The report also contains proposals for licensing, redress and tackling the problems caused by bad residential landlords and agents.
“The Private Rented Sector has been well served by the small landlord. Without this backbone, the sector would never have been revitalised and the housing market would be having even more problems,” said Ian Potter, ARLA's Head of Operations.
“Professor Rugg's comments are very welcome. Stimulating the sector will do much to help us through the difficult times ahead and at very little cost to the exchequer.”
Although agreeing with the Professor Rugg's call for licensing, ARLA points out that the Association has been calling for the licensing of all letting agents for more than a decade and is pleased that this demand has now been backed up.
The Association also pointed out that, together with other professional bodies in the property sector, it already operates independent redress systems which have the interests of the consumer in mind.

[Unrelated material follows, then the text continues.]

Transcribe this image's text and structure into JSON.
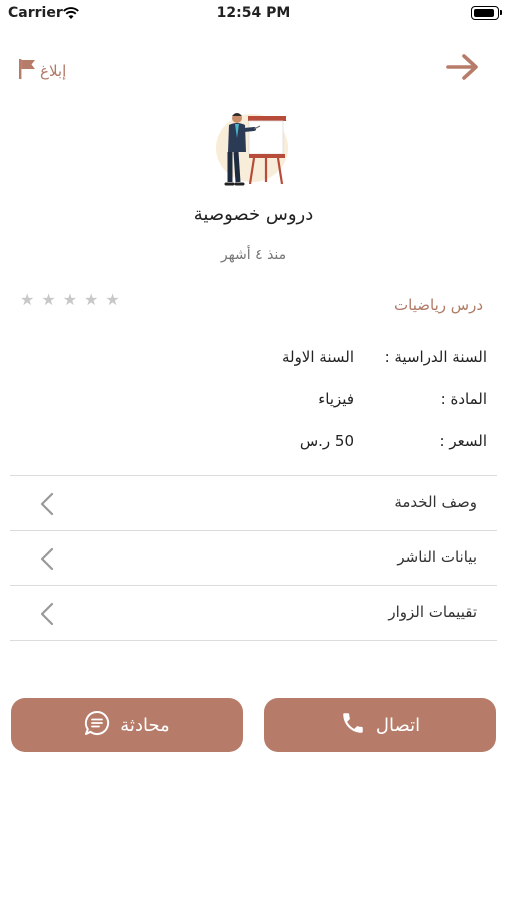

Potter added: “The coupling of light touch regulation of landlords, the licensing of agents and the need to encourage small scale landlords into the market, as called for in the Rugg Review, will, hopefully, bring about a sea change in government assistance for the Private Rented Sector with changes in the fiscal regime for landlords and an acknowledgement that REITS cannot satisfy the needs of the residential rental market.”
• A landlord who rented out a property which had been closed by the council because it was a fire hazard is facing prison if he does not pay his £4,000 fine.
A court was told that the flats on Hayling Island in Hampshire had no working smoke alarms, smoke detectors or fire extinguishers. There were also wires hanging from the ceilings and no lighting in a communal stairway.
The landlord, Christopher Mincham, appealed against his conviction at Portsmouth Crown Court but it was rejected by Judge Peter Ralls QC who warned him that he could go to prison if he fails to pay the fines for the offences which were discovered during an unannounced inspection by environmental health officers in December 2006.
Mincham, of Beach Road, Hayling, was declared bankrupt in August 2007. The flats have been repossessed but the fine is still outstanding.